Sayın Adnan Oktar'ın 20 Kasım 2010 tarihli röportajından En'am Suresi ile ilgili açıklamalar.
ALTUĞ BERKER: Şeytandan Allah'a sığınırım. Ayette şöyle diyor Hocam inşaAllah; “Biz Kitap'ta hiçbir şeyi noksan bırakmadık.”
ADNAN OKTAR: Kardeşim şimdi normal, aklı başında bir insana bu söz yeterlidir. Bak; “Biz hiçbir şeyi noksan bırakmadık.” Adam ne diyor? “Yoo, çok şey noksan” diyor. “Ne istiyorsun” diyorsun? “Benim kafamda bir din var” diyor, “onu arıyorum Kuran’da, bulamadım” diyor. “Bre ahmak” diyelim yani Osmanlı üslubuyla. Dini sen Kuran'da arayacaksın; sen kendi dinini Kuran içinde aramayacaksın. Doğrudan Kuran'daki dini alacaksın. Adam kafasında bir din oluşturuyor. Bakıyor Kuran'da var mı, yok mu? Yoksa tamam; “ben” diyor, “hurafe istiyorum şimdi” diyor. Hurafeden başka çözümü yok adamın kendi kafasına göre.
(SAYIN ADNAN OKTAR’IN A9 TV’DEKİ CANLI SOHBETİ (3 KASIM 2011; 20:00))
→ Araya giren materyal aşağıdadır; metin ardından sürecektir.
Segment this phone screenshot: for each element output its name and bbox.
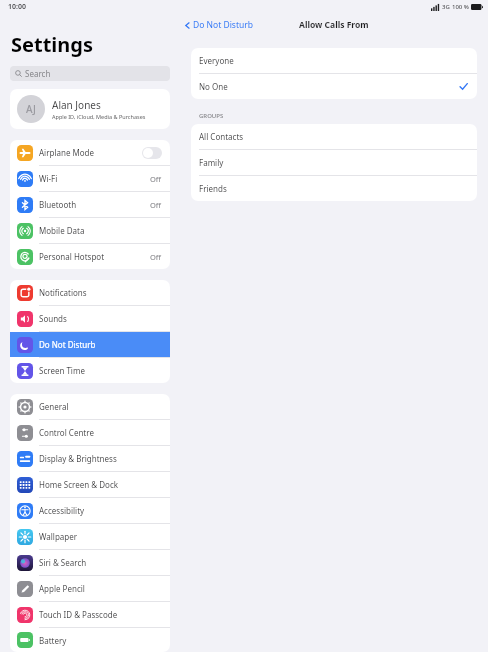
staticText: Airplane Mode [39,147,142,158]
staticText: GROUPS [199,112,224,120]
button[interactable]: Notifications [10,280,170,305]
staticText: Settings [11,31,93,58]
button[interactable]: Wi-Fi [10,166,170,191]
button[interactable]: General [10,394,170,419]
staticText: Control Centre [39,427,162,438]
staticText: Apple Pencil [39,583,162,594]
button[interactable]: Screen Time [10,358,170,383]
staticText: Battery [39,635,162,646]
button[interactable]: Family [191,150,477,175]
staticText: Apple ID, iCloud, Media & Purchases [52,113,146,120]
button[interactable]: Accessibility [10,498,170,523]
staticText: Everyone [199,55,468,66]
button[interactable]: Do Not Disturb [10,332,170,357]
staticText: Notifications [39,287,162,298]
staticText: 3G [442,3,450,11]
button[interactable]: Airplane Mode [10,140,170,165]
button[interactable]: Everyone [191,48,477,73]
button[interactable]: Apple Pencil [10,576,170,601]
button[interactable]: Search [10,66,170,81]
button[interactable]: Mobile Data [10,218,170,243]
staticText: Do Not Disturb [193,19,253,31]
button[interactable]: All Contacts [191,124,477,149]
staticText: Off [150,174,162,184]
staticText: Siri & Search [39,557,162,568]
staticText: Personal Hotspot [39,251,150,262]
button[interactable]: Control Centre [10,420,170,445]
button[interactable]: Touch ID & Passcode [10,602,170,627]
button[interactable]: Personal Hotspot [10,244,170,269]
staticText: 100 % [452,3,469,11]
staticText: Family [199,157,468,168]
staticText: Wi-Fi [39,173,150,184]
staticText: AJ [26,102,36,116]
staticText: No One [199,81,459,92]
staticText: Display & Brightness [39,453,162,464]
staticText: All Contacts [199,131,468,142]
staticText: Do Not Disturb [39,339,162,350]
staticText: Off [150,200,162,210]
staticText: Allow Calls From [299,19,369,31]
button[interactable]: Friends [191,176,477,201]
staticText: Home Screen & Dock [39,479,162,490]
staticText: Friends [199,183,468,194]
staticText: 10:00 [8,2,26,12]
button[interactable]: Home Screen & Dock [10,472,170,497]
staticText: General [39,401,162,412]
button[interactable]: AJ [10,89,170,129]
button[interactable]: Do Not Disturb [180,17,259,33]
button[interactable]: Airplane Mode toggle [142,147,162,159]
staticText: Off [150,252,162,262]
staticText: Accessibility [39,505,162,516]
staticText: Mobile Data [39,225,162,236]
staticText: Search [25,68,51,79]
staticText: Wallpaper [39,531,162,542]
staticText: Screen Time [39,365,162,376]
staticText: Touch ID & Passcode [39,609,162,620]
button[interactable]: Wallpaper [10,524,170,549]
button[interactable]: Sounds [10,306,170,331]
button[interactable]: Battery [10,628,170,652]
staticText: Bluetooth [39,199,150,210]
button[interactable]: Bluetooth [10,192,170,217]
button[interactable]: Display & Brightness [10,446,170,471]
staticText: Sounds [39,313,162,324]
staticText: Alan Jones [52,98,101,112]
button[interactable]: No One [191,74,477,99]
button[interactable]: Siri & Search [10,550,170,575]
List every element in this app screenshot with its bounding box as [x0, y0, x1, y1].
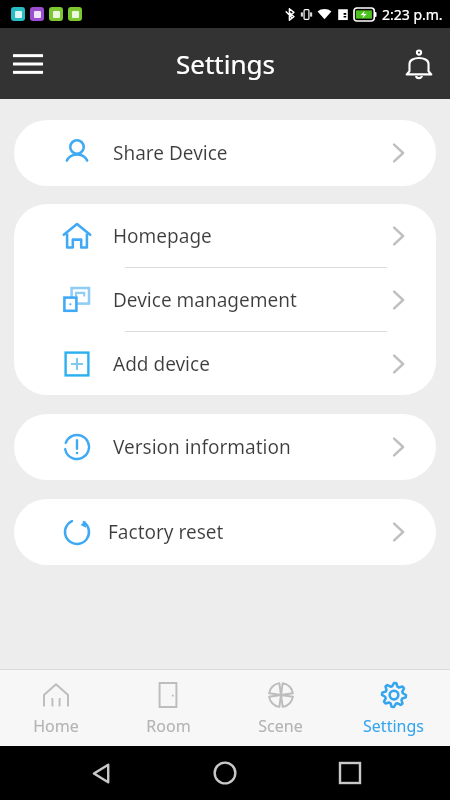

ADNAN OKTAR: Enam Suresi 38, bakın yobaz takımı iyi dinlesin; “Biz Kuran’da hiçbir şeyi noksan bırakmadık.” Yobaz ne diyor? ‘Olur mu, o kadar çok eksik var ki Kuran’da’ diyor, ‘anlat anlat bitmez’ diyor. Ne yapmak gerekir diyorsun o zaman, haşa öyle bir şey olsa? ‘Hurafe gerekir, ne gerekecek’ diyor. Adam önce kafasında bir din oluşturuyor, bakıyor Kuran’da yok o, ‘olmadı’ diyor. Usul nedir? Kuran’a bakarsın, Kuran’daki dini yaşarsın değil mi? Adam öyle yapmıyor. Putlardan oluşan bir din oluşturmuş, putlardan oluşan dini arıyor Kuran’da. Bulamayınca, ‘Kuran yetersiz’ diyor. “Biz kitapta hiçbir şeyi noksan bırakmadık” diyor Allah. Yobazların kafasına balyoz gibi iniyor bu açıklama.